The Russian propaganda feature on Vesti was mainly about young Ukrainian Telegram channel journalists or administrators whom the Russians had held prisoner for over two months.  All of them, including 19-year-old Yana Suvorova, had clearly been tortured and/or terrorized into playing their allocated roles in the propaganda video aimed at intimidating other Melitopol residents into silence and submission. Although entirely clear that the administrations of RIA Melitopol’ and ‘Melitopol is Ukraine’ had been targeted for their role in providing truthful information about Russia’s war of aggression, they were accused of ‘terrorism’ and forced to ‘repent’ on camera.  It is likely that Heorhiy Levchenko, administrator of RIA Melitopol had been abducted on or before 20 August 2023 when the channel was hacked into and hijacked, probably around the same time as the other administrators: Yana Suvorova; Mark Kaliush; Oleksandr Malyshev, and Maksym Rupchov

Without mentioning that he had been abducted much earlier, the program added images of Kostiantyn Zinovkin (spelling his surname as Zenovkin), with the accompany commentary calling him “a zombie”. Such a term, according to the propaganda narrative, was because “he is convinced that Russia in 2014 seized Donbas, that over nine years, neither Donetsk, nor Luhansk, nor other cities of the region were not subjected to daily artillery strikes from Ukraine.  He calls his country independent and has no doubt that western weapons are brotherly assistance.”  A position, in short, to which only Russia and its allies in aggression object.  No mention, in short, is made of anything but what, to the Russian regime, may constitute thought crime, nor is any attempt made to explain why Zinvokin is shown on the same program as the young Telegram administrators.

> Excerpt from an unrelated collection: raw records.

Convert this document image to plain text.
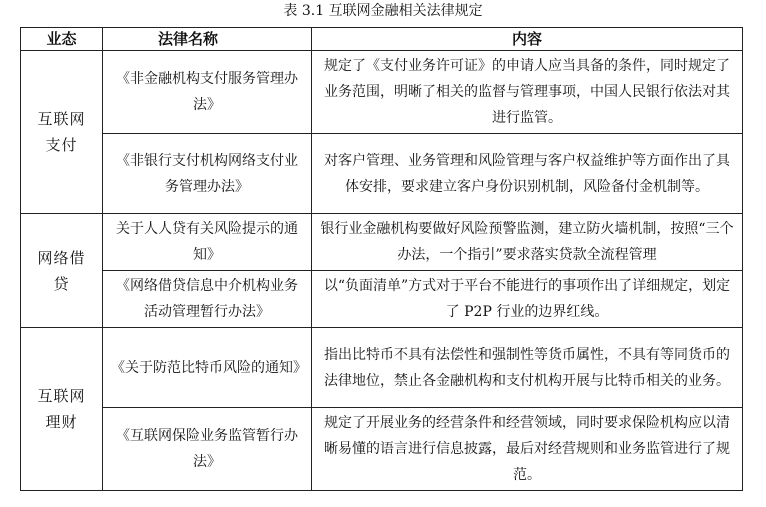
表 3.1 互联网金融相关法律规定
业态	法律名称	内容
互联网支付	《非金融机构支付服务管理办法》	规定了《支付业务许可证》的申请人应当具备的条件，同时规定了业务范围，明晰了相关的监督与管理事项，中国人民银行依法对其进行监管。
	《非银行支付机构网络支付业务管理办法》	对客户管理、业务管理和风险管理与客户权益维护等方面作出了具体安排，要求建立客户身份识别机制，风险备付金机制等。
网络借贷	关于人人贷有关风险提示的通知》	银行业金融机构要做好风险预警监测，建立防火墙机制，按照“三个办法，一个指引”要求落实贷款全流程管理
	《网络借贷信息中介机构业务活动管理暂行办法》	以“负面清单”方式对于平台不能进行的事项作出了详细规定，划定了 P2P 行业的边界红线。
互联网理财	《关于防范比特币风险的通知》	指出比特币不具有法偿性和强制性等货币属性，不具有等同货币的法律地位，禁止各金融机构和支付机构开展与比特币相关的业务。
	《互联网保险业务监管暂行办法》	规定了开展业务的经营条件和经营领域，同时要求保险机构应以清晰易懂的语言进行信息披露，最后对经营规则和业务监管进行了规范。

In April 2024, Liucienna told MediaZona that her husband’s letters had mentioned that he is likely to be ‘tried’ in Rostov-on-Don. This will almost certainly be at the same Southern District Military Court which has been churning out politically motivated sentences against Ukrainians since 2014.  He writes that he has a state-appointed ‘lawyer, but tells his family that there is no point in “encouraging” this individual, nor in seeking an independent lawyer since they “do not determine anything.”  While the outcome of such ‘trials’ is, almost certainly, predetermined, independent lawyers can at least ensure that details about fabricated (or non-existent) evidence are brought to light, etc.  This is one of the reasons why the FSB use torture, threats and other forces of duress to try to prevent Ukrainian political prisoners from receiving independent legal assistance.